Control and monitoring are two of the biggest issues faced in playout operations. Broadcasters and playout providers want to be able to select precisely the equipment that they need and probably more so than ever, are now able to very accurately do that. But this, combined with the fact that previously largely ‘static’ devices are now empowered by the introduction of IT thinking – glue technologies being a prime example – creates an issue. This appearance of choice is somewhat illusionary once the spectre of control and monitoring is raised: If each and every best-of-breed solution requires a separate hardware or software control panel then how can these be deployed across multiple channels effectively? How can an operator in times of service failure be expected to rifle through a swathe of interfaces to access the precise function required?
Recently, while trying to explain this to someone from outside the industry I looked around his living room. He’s someone who likes technology; likes to buy the best that he can afford, regardless of manufacturer, and also doesn’t like to throw things away – he still has a video recorder! Sat on a shelf, and also the living room table, I could quickly count eight remote controls, many of them festooned with buttons, all different shapes and sizes. How many functions do you actually use on each of them, I asked. He replied that he maybe used four or five buttons on each. What about using a universal remote control? Well, he said, he’d looked but the theory was far better than the practice.
The irony in our industry is that greater technology choice is actually often leading customers down the path of the single vendor option for all their primary equipment, with the promise of a unified control system - or at least, a minimisation of the number of protocols involved. However, even with the best of intentions, many vendors are not control and monitoring experts – why should they be? – and solutions can be half-hearted or out-of-date. And, why should customers be forced to relinquish real choice when it comes to equipment selection?
Well, Rascular has designed Helm to solve the issue of equipment choice versus precise, usable and accurate control and monitoring, as many broadcasters around the world – including the likes of Discovery Networks Europe, BSkyB, ESPN and Red Bee Media – have recognised. Helm solves the problem that broadcasters and playout providers constantly face: wanting to purchase best-of-breed technologies from multiple manufacturers yet not wanting to use the all the associated, proprietary control/monitoring technologies. Helm allows set-up and on-air control of these remotely from a single PC screen. Users can define their own control panels and complex single-button workflows.

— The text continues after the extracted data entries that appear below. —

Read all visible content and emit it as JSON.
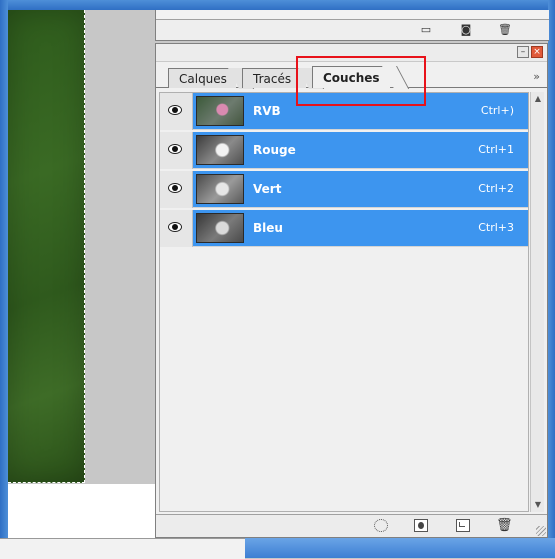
{
  "upper_panel": {
    "toolbar_icons": [
      "new-layer-icon",
      "camera-icon",
      "trash-icon"
    ]
  },
  "channels_panel": {
    "tabs": [
      {
        "label": "Calques",
        "active": false
      },
      {
        "label": "Tracés",
        "active": false
      },
      {
        "label": "Couches",
        "active": true
      }
    ],
    "more_label": "»",
    "channels": [
      {
        "name": "RVB",
        "shortcut": "Ctrl+)",
        "visible": true,
        "thumb": "color"
      },
      {
        "name": "Rouge",
        "shortcut": "Ctrl+1",
        "visible": true,
        "thumb": "grey"
      },
      {
        "name": "Vert",
        "shortcut": "Ctrl+2",
        "visible": true,
        "thumb": "grey"
      },
      {
        "name": "Bleu",
        "shortcut": "Ctrl+3",
        "visible": true,
        "thumb": "grey"
      }
    ],
    "footer_icons": [
      "load-selection-icon",
      "save-selection-icon",
      "new-channel-icon",
      "delete-channel-icon"
    ],
    "selection_color": "#3d95ef",
    "highlight_color": "#e8121a"
  }
}
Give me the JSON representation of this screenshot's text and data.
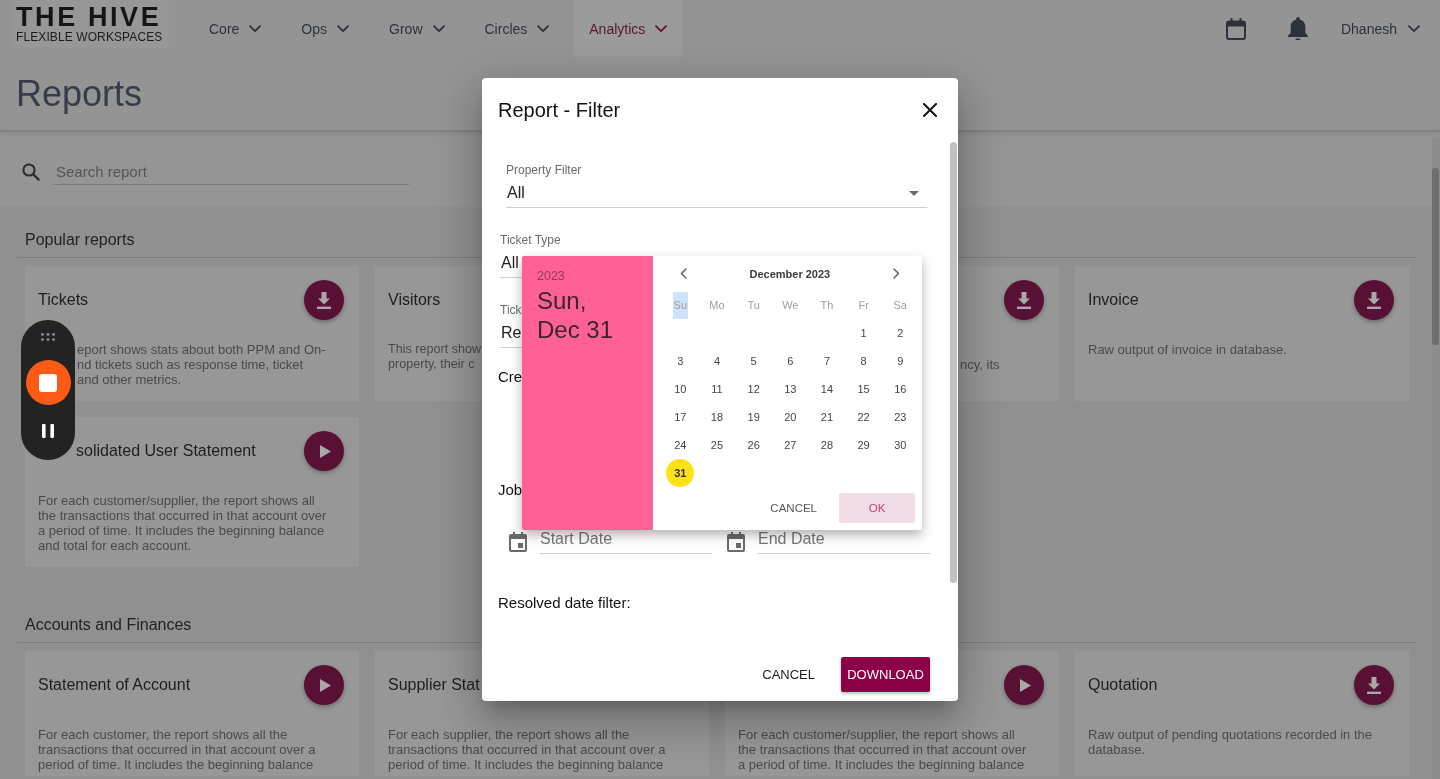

Helm is a fully user-configurable, PC-based application that provides either mouse-driven or touchscreen control and monitoring via TCP/IP of a wide range of essential broadcast equipment: Branding devices, routers, video servers, VTRs, multiviewers and modular gear. Operators can use a single, purpose-designed control panel rather than having to access this equipment via the different proprietary systems supplied with each and every unit in the chain. Helm panels are created using a simple drag-and-drop system, allowing broadcasters to tailor the software interface to the precise needs of their facility.
Helm sits alongside – rather than in between – equipment within a facility. For example, the automation system still interfaces with the branding devices exactly as it did prior to the installation of Helm. It does, of course, reflect any changes that the automation system requests along the playout chain. This technology allows operators to monitor single or multiple channels and to move effortlessly between pods of channels; issues can be resolved far more quickly than is otherwise possible.
The technology works completely remotely so this means that Helm panels installed in a facility in one city can control equipment in another city – indeed some customers are already doing this.
Of course, given the nature of the technology and the issues that it resolves, the product is continuously evolving: Helm is now integrated with Ross Video’s OpenGear protocol as well as Snell’s RollCall. It now works with equipment from Miranda, Harris, Pixel Power, Snell, Ross openGear, Nevion, Lynx, Axon, Evertz, NVision and Omneon, as well as supporting industry-standard protocols for router and server control, such as VDCP.